Дверь нам открывает Лилиана.
— Проходите, она уже здесь, — моя подруга встречает нас так радушно, будто на чашечку кофе пригласила. Отец, сняв шляпу, переступает порог, я вхожу следом. В гостиной за столом сидит Кало, рядом с ним женщина с короткими тёмно-каштановыми волосами. Стоит мне появиться в комнате, она встаёт навстречу, и я обнаруживаю, что на ней брюки, как у мужчин.
— Ну, вот наконец и ты, — незнакомка раскидывает руки, словно сто лет меня не видела и ужасно соскучилась, обнимает за плечи, притягивает к себе. Почувствовав, как холодеют ноги, я задерживаю дыхание: с некоторых пор мне совсем не нравится, когда меня зажимают. Мышцы деревенеют, но женщина сразу понимает это и ослабляет хватку, потом чуть отступает назад и, оглядев меня с ног до головы, треплет по щеке. — Антонино рассказывал о тебе с таким участием, что, кажется, я давным-давно с тобой знакома, — говорит она, как будто просит прощения, и улыбается, обнажив крупные белые зубы. — А вот ты, наверное, ничего обо мне не знаешь.
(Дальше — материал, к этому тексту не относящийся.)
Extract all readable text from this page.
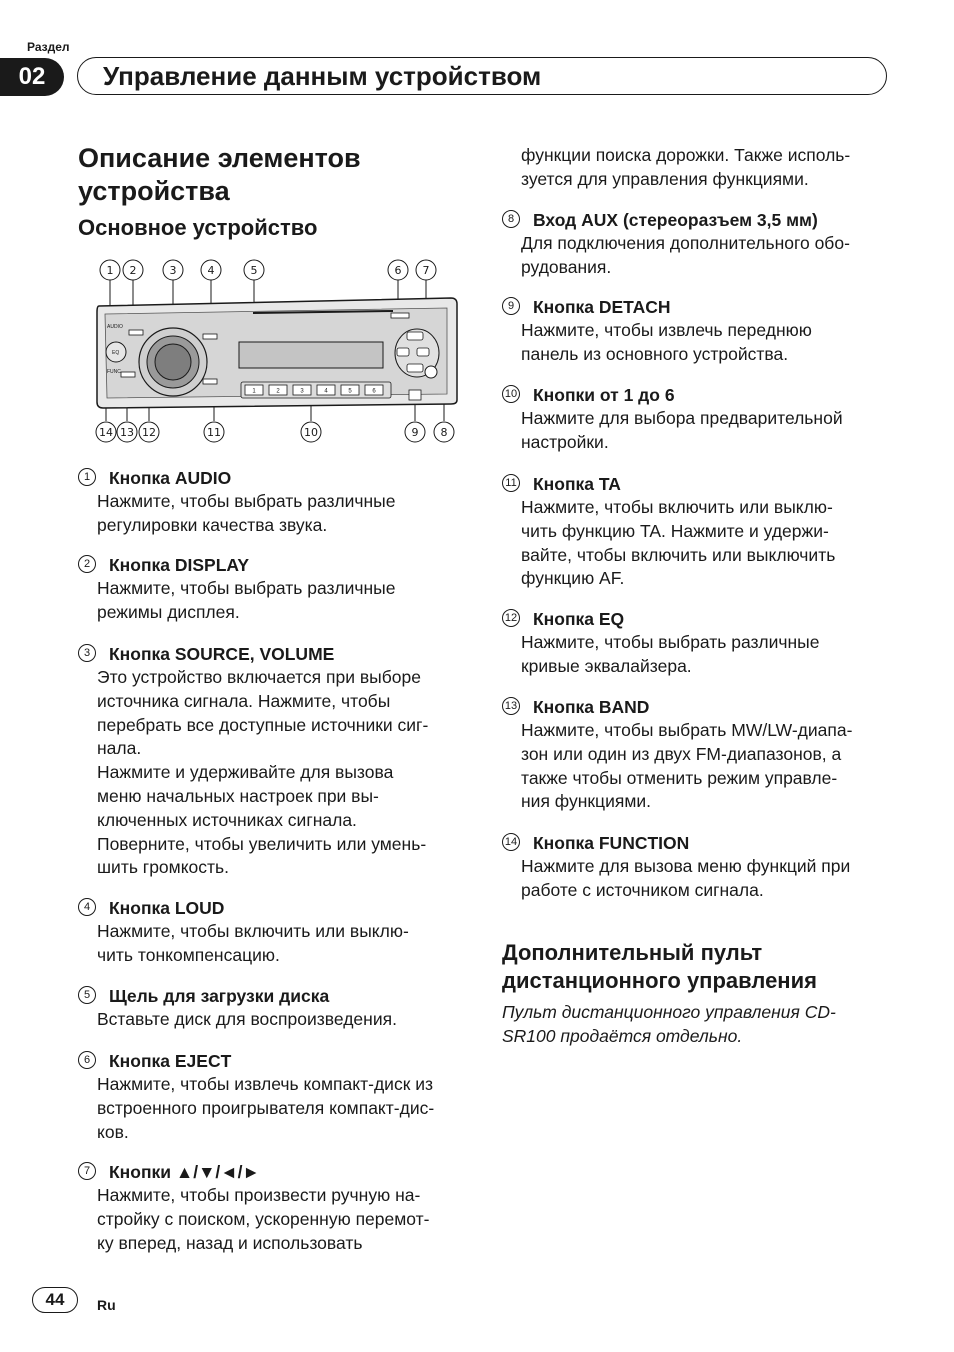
Раздел
02	Управление данным устройством
Описание элементов
устройства
Основное устройство
1	2	3	4	5	6
AUDIO
FUNC
EQ
1 2	3	4	5	6 7
14 13 12	11	10	9 8
1	Кнопка AUDIO
Нажмите, чтобы выбрать различные
регулировки качества звука.
2	Кнопка DISPLAY
Нажмите, чтобы выбрать различные
режимы дисплея.
3	Кнопка SOURCE, VOLUME
Это устройство включается при выборе
источника сигнала. Нажмите, чтобы
перебрать все доступные источники сиг-
нала.
Нажмите и удерживайте для вызова
меню начальных настроек при вы-
ключенных источниках сигнала.
Поверните, чтобы увеличить или умень-
шить громкость.
4	Кнопка LOUD
Нажмите, чтобы включить или выклю-
чить тонкомпенсацию.
5	Щель для загрузки диска
Вставьте диск для воспроизведения.
6	Кнопка EJECT
Нажмите, чтобы извлечь компакт-диск из
встроенного проигрывателя компакт-дис-
ков.
7	Кнопки ▲/▼/◄/►
Нажмите, чтобы произвести ручную на-
стройку с поиском, ускоренную перемот-
ку вперед, назад и использовать
функции поиска дорожки. Также исполь-
зуется для управления функциями.
8	Вход AUX (стереоразъем 3,5 мм)
Для подключения дополнительного обо-
рудования.
9	Кнопка DETACH
Нажмите, чтобы извлечь переднюю
панель из основного устройства.
10 Кнопки от 1 до 6
Нажмите для выбора предварительной
настройки.
11 Кнопка TA
Нажмите, чтобы включить или выклю-
чить функцию TA. Нажмите и удержи-
вайте, чтобы включить или выключить
функцию AF.
12 Кнопка EQ
Нажмите, чтобы выбрать различные
кривые эквалайзера.
13 Кнопка BAND
Нажмите, чтобы выбрать MW/LW-диапа-
зон или один из двух FM-диапазонов, а
также чтобы отменить режим управле-
ния функциями.
14 Кнопка FUNCTION
Нажмите для вызова меню функций при
работе с источником сигнала.
Дополнительный пульт
дистанционного управления
Пульт дистанционного управления CD-
SR100 продаётся отдельно.
44	Ru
Меня зовут Маддалена Крискуоло, я состою в Союзе итальянских женщин.
Ну и что я говорила синьорине Розарии? Женщины в единственном числе просто не существует, они так или иначе всегда должны держаться вместе!
— Вы адвокат? — спрашиваю я испуганно.
— Я? Нет, — Маддалена снова улыбается и косится на Кало: должно быть, считала меня умнее. — Я боец.
Я смущаюсь:
— И что это значит? Вы в армии служите?
— Боец — это тот, кто активно участвует в улучшении жизни каждого человека, — объясняет она мне, как ребёнку. — А впереди у нас ещё много битв, — и, обернувшись к моему отцу, который задумчиво водит пальцем по столешнице, добавляет: — За закон о разводе, об абортах, против насилия над женщинами…
При словах «развод» и «аборт» отец, нахмурившись, скрещивает руки на груди.
— Насколько я понимаю, мы должны были поговорить с адвокатом, — вставляю я.
— Сабелла вот-вот подъедет, — заверяет нас Маддалена. Отец, нервно мотнув головой, принимается постукивать по столу костяшками пальцев. — Мне просто хотелось иметь в запасе несколько минут, чтобы познакомиться и перекинуться с тобой, Олива, парой слов, как женщина с женщиной.